A 2026-vintage checklist for any team deploying LLMs in production.

  1. Risk classification — which bucket of the EU AI Act / local law applies; are you GPAI; are you high-risk.
  2. Model choice — under which framework (Anthropic RSP, OpenAI Preparedness, DeepMind FSF) and which ASL / level is the model you are using.
  3. System-level safety — which guard stack: Llama Guard / Prompt Guard / Constitutional Classifiers / NeMo Guardrails.
  4. Eval suite — MMLU-Pro, GPQA Diamond, SWE-bench Verified, HarmBench, your own native-language jailbreak set, RAG-injection set.
  5. Logging and observability — Langfuse, Helicone, OpenTelemetry GenAI, post-incident analysis tooling.
  6. Red team — quarterly human red team plus automated (GCG / PAIR / AutoDAN) red team.
  7. Incident response — IR playbook, model card updates, regulator-notification procedures.
  8. Documentation — model card, data card, RAG-source provenance, evaluation reports.
  9. External evaluation — consider pre-evaluation cooperation with UK / US / KR / JP AISI.
  10. People — who is the named owner for deployment decisions: CISO, CPO, AI Ethics Officer.

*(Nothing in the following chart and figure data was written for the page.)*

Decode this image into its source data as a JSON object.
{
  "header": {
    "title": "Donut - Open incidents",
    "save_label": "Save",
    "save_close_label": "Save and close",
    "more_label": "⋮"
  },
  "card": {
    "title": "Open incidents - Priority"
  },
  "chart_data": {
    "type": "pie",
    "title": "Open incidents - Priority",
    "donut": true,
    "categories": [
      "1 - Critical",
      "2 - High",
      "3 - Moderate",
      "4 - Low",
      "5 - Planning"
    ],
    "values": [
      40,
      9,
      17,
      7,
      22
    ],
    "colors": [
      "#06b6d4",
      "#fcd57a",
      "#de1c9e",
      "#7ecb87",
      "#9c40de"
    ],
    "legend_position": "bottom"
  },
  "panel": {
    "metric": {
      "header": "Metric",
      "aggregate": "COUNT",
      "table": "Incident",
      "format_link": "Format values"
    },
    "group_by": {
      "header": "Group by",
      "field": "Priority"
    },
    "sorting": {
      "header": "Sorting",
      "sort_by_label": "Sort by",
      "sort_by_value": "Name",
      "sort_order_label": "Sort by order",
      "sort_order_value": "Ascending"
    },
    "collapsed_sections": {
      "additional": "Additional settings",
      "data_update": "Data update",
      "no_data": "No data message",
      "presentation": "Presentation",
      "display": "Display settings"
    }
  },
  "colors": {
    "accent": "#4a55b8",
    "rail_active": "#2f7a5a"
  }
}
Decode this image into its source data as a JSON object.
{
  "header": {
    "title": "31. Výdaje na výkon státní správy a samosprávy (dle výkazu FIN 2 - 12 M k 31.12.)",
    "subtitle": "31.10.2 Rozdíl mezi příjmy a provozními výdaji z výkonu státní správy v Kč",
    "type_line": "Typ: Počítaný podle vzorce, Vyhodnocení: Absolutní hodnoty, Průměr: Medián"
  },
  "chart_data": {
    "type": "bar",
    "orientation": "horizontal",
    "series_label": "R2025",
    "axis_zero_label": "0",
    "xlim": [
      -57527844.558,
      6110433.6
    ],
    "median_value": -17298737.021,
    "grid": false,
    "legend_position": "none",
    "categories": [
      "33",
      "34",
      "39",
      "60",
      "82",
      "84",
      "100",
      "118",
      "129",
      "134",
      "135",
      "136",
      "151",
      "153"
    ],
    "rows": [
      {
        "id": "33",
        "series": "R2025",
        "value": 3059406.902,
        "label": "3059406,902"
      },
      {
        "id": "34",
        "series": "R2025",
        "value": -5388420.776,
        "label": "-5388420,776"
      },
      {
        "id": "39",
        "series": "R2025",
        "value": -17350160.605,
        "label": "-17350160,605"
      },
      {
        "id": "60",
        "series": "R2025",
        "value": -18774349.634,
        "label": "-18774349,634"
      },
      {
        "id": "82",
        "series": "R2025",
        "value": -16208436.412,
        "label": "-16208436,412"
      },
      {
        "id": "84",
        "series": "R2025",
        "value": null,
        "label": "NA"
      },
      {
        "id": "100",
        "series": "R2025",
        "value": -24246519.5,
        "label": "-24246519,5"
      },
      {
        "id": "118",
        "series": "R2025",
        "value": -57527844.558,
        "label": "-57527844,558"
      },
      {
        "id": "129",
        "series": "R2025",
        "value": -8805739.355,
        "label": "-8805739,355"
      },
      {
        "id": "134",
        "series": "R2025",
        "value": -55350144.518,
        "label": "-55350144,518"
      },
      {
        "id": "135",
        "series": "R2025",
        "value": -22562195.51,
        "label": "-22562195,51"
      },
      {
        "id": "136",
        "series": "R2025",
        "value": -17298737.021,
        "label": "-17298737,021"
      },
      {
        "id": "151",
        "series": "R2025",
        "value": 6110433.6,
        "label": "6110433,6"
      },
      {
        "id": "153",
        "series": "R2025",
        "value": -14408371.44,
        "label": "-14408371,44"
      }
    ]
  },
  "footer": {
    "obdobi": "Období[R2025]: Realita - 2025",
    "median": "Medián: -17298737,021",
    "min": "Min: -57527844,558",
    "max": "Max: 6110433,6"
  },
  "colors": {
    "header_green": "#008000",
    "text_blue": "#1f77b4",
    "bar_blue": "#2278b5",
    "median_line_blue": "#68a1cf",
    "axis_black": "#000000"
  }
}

One line: "AI safety is not one team's problem. It is an operational system in which training, evaluation, deployment, incident response, legal and comms all sit on a single thread."


Epilogue — Five at the same time

The one-line summary of AI safety in 2026 is this.

"Capability got faster, and we are now simultaneously doing five things — training-time alignment (RLHF, DPO, GRPO, CAI), interpretation (mech interp, SAEs), evaluation (MMLU, GPQA, SWE-bench, METR), red teaming (GCG, PAIR, automation), and governance (RSP, Preparedness, FSF, EU AI Act, AISI)."

Doing only one of them is not enough. Strong alignment with dishonest evaluation hides regressions. Honest evaluation without red teams misses what is behind the locked door. Interpretation answers why does the model do this; policy answers how far is the model allowed to go. Governance gives people, companies and countries a shared language.

The hope of this article is to be a little of that shared language. From here, the job — from wherever you sit — is to use that language to shape the next year.